SGD¶
- class
dragon.optimizers.
SGD
(
lr=0.01,
momentum=0.9,
nesterov=False,
**kwargs
)[source]¶ The optimizer to apply SGD algorithm.
Following SGD algorithms are supported:
VanillaSGD, whose update is defined as:
\[\text{VanillaSGD}(g) = \text{lr} * g \]MomentumSGD [Polyak, 1964], whose update is defined as:
\[\text{MomentumSGD}(g) = \text{lr} * m_{t} \\ \quad \\ \text{where} \quad m_{t} = \text{momentum} * m_{t-1} + g \]NesterovSGD [Sutskever et.al, 2013], whose update is defined as:
\[\text{NesterovSGD}(g) = \text{lr} * (\text{momentum} * m_{t} + g) \\ \quad \\ \text{where} \quad m_{t} = \text{momentum} * m_{t-1} + g \]
__init__¶
SGD.
__init__
(
lr=0.01,
momentum=0.9,
nesterov=False,
**kwargs
)[source]¶Create a
SGD
updater.- Parameters:
- lr (float, optional, default=0.01) – The initial value to \(\text{lr}\).
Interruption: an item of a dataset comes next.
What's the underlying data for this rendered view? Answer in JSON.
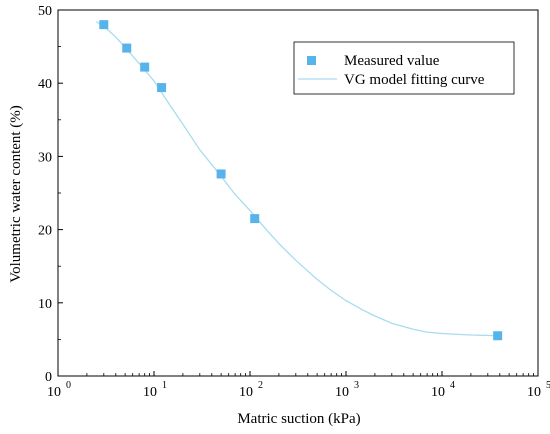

- momentum (float, optional, default=0.9) – The initial value to \(\text{momentum}\).
- nesterov (bool, optional, default=False) –
True
to switch to NesterovSGD optimizer.
Methods¶
apply_gradients¶
Optimizer.
apply_gradients
(grads_and_vars)[source]Apply the gradients on variables.
- Parameters:
- grads_and_vars (Sequence[Sequence[dragon.Tensor]]) – The sequence of update pair.